Species of plant in the pea family

Lathyrus latifolius, the perennial peavine, perennial pea, broad-leaved everlasting-pea, or just everlasting pea, is a robust, sprawling herbaceous perennial flowering plant in the pea family Fabaceae. It is native to Europe but is present on other continents, such as North America and Australia, where it is most often seen along roadsides.

== Morphology ==
Lathyrus latifolius has winged hairless stems, and alternating blue green compound leaves consisting of a single pair of leaflets and a winged petiole about 2 in long. The leaflets are narrowly ovate or oblong-ovate, smooth along the margins, hairless and up to 3 in long and 1 in across. There is a branched tendril between the leaflets.

=== Racemes ===
Short racemes of 4–11 flowers are produced from the axils of the leaves. The flowers, which are unscented, are about 3/4–1 in across with a typical structure for Faboideae, with an upper standard and lower keel, enclosed by lateral petals. There are 5 petals, which are purplish pink, fading with age. There is a green calyx with 5 teeth, often unequal. The blooming period lasts about 2 months during the summer and early autumn.

=== Seeds ===
The flowers are followed by hairless flattened seedpods, about 2 in long and 1/2 in wide, with several seeds inside. The seedpod, which is initially green, gradually turns brown, splitting open into curled segments, flinging out the seeds. The seeds are dark and oblong to reniform in shape.

== Reproduction ==
Lathyrus latifolius can reproduce vegetatively from its taproot and rhizomes, or from seed.

== Cultivation and habits ==
Lathyrus latifolius is a perennial herbaceous vine (climber), which can reach 6 feet or more by means of twining tendrils, but in open areas sprawls. It is frost-hardy, long-lived, and slowly spreading. The foliage becomes rather ragged and yellowish by the end of summer.

It requires partial to full sun, and loam or clay-loam soil that is moist, mesic, or slightly dry. Unlike the related annual sweet pea, Lathyrus odoratus, with which it may be confused, it has no scent. While grown as a garden plant it may be pervasive and difficult to remove.
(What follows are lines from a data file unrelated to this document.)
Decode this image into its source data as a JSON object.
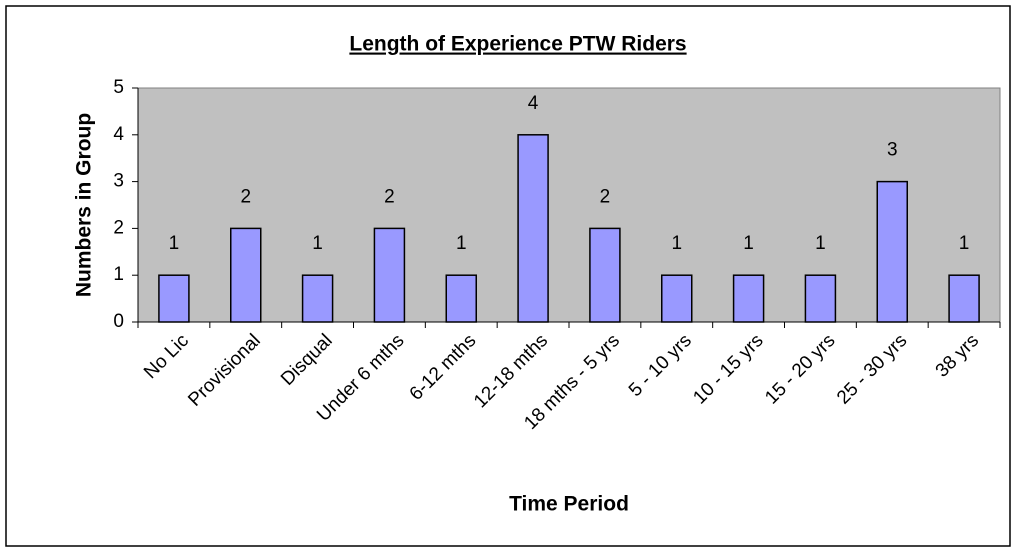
{
  "chart_data": {
    "type": "bar",
    "title": "Length of Experience PTW Riders",
    "x_label": "Time Period",
    "y_label": "Numbers in Group",
    "categories": [
      "No Lic",
      "Provisional",
      "Disqual",
      "Under 6 mths",
      "6-12 mths",
      "12-18 mths",
      "18 mths - 5 yrs",
      "5 - 10 yrs",
      "10 - 15 yrs",
      "15 - 20 yrs",
      "25 - 30 yrs",
      "38 yrs"
    ],
    "values": [
      1,
      2,
      1,
      2,
      1,
      4,
      2,
      1,
      1,
      1,
      3,
      1
    ],
    "color": "#9999ff",
    "plot_background": "#c0c0c0",
    "ylim": [
      0,
      5
    ],
    "yticks": [
      0,
      1,
      2,
      3,
      4,
      5
    ],
    "grid": false
  }
}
Because of this, this species is often considered to be a weed despite its attractive appearance.

Numerous cultivars have been selected as garden subjects, of which the following have gained the Royal Horticultural Society's Award of Garden Merit:
- L. latifolius (pink)
- 'Albus' (white)
- 'Rosa Perle' (pale pink)
- 'White Pearl' (white)

== Relations to insect life ==
Bumblebees pollinate the flowers and butterflies will visit the flowers for their nectar. Epicauta fabricii (Fabricius blister beetle), the caterpillars of Apantesis phyllira (Oithona tiger moth) and some herbivores feed on the leaves. However, the seeds are poisonous.